On the other hand, if you keep the car in gear, the engine itself can slow the car down. This is engine braking.
Trucks rely a lot on engine braking. Usually the brakes aren’t enough by themselves to stop the beast, especially if you’re carrying a load of something or other. When I went free wheeling down the hill with a government truck, The Ranger no doubt imagined me doing the same thing with a truckload of stage lights or manure or something. That would have been a Bad Thing. The truck’s mass would have been too much for the brakes to stop. The brakes would burn out, leaving no way to stop the truck.
Every engine has a red line – a maximum rotational speed. The tachometer (“tach”) tells you the engine speed in revolutions per minute – RPM. Every tach has a red line that marks the engine’s maximum RPM.

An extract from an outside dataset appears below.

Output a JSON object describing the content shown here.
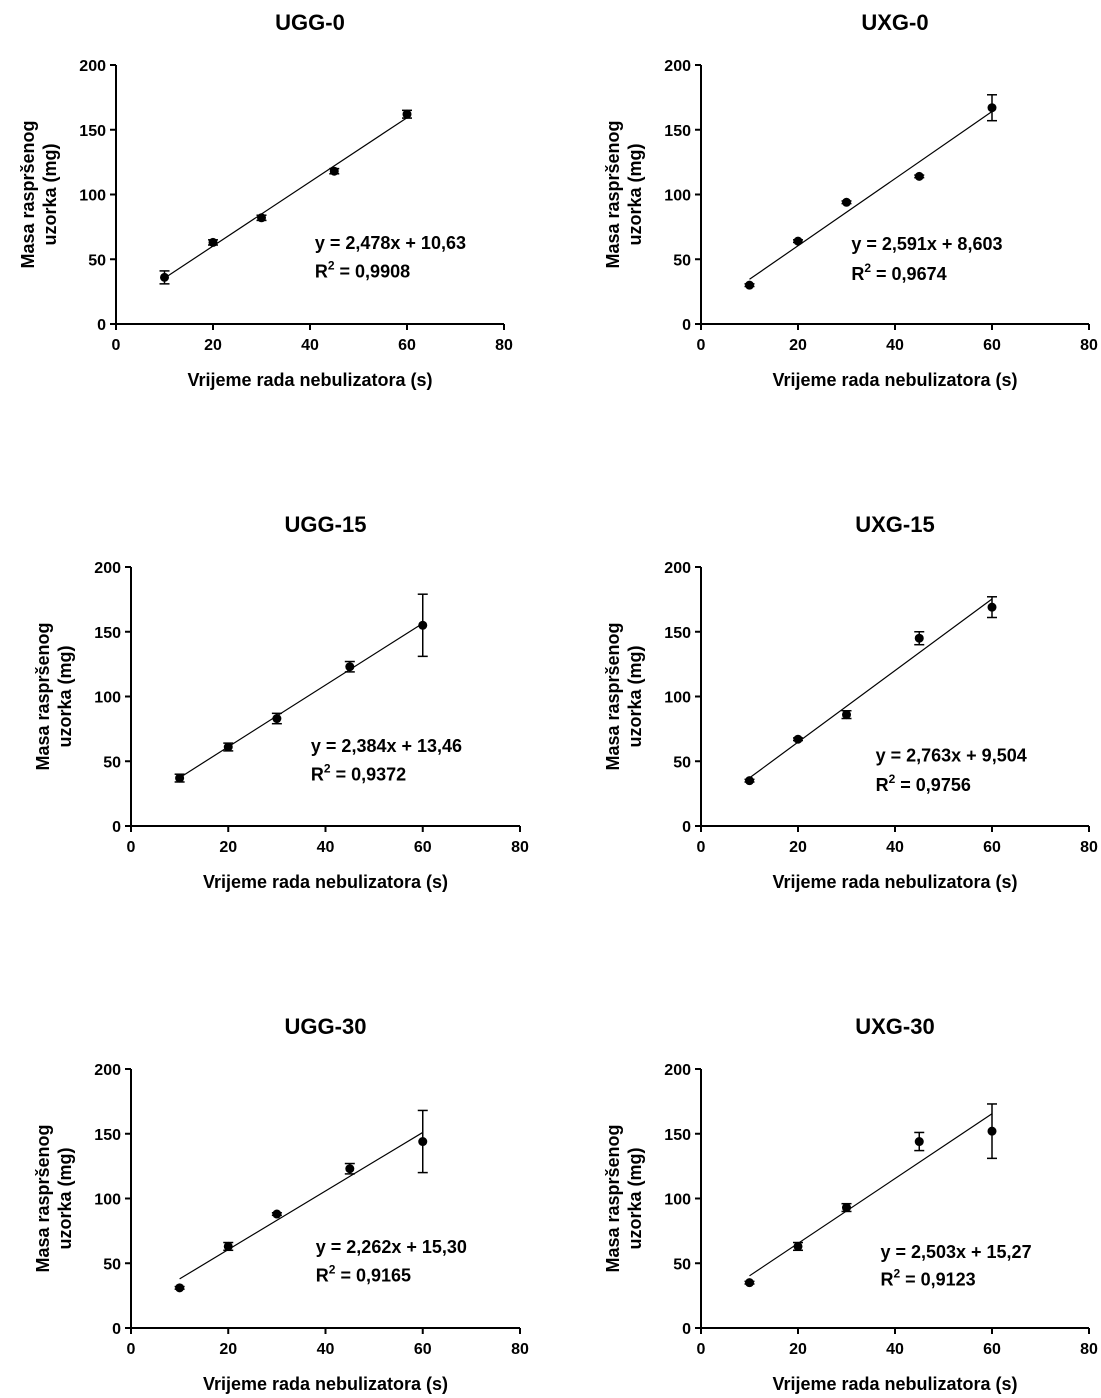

If car engine doesn’t have a tach, but does have a shift (VW bugs, for example) then the instruction manual should list the speed ranges for different gears. The engine should make similar noises (a low-pitched growl or high-pitched whine) at the gears’ minimum and maximum speeds. In other words, the minimum and maximum RPMs will be about the same for most gears.
Trucks and cheaper cars have lower red lines – that is, they top out at lower RPMs. Sporty cars tend to have higher red lines. Here are some red lines, mostly from memory:
- Park Service trucks – 4000
- My old Saab 99 – 6000
- Our two old Tercels – 5500
- My old Volvo – 6500
- My “like new” Acura – 7000
In any case, you can quickly overheat and damage the engine by red-lining it too much. Newer, computer-controlled engines may actually shut off the fuel if you red line. At least, my late Volvo seemed to do that.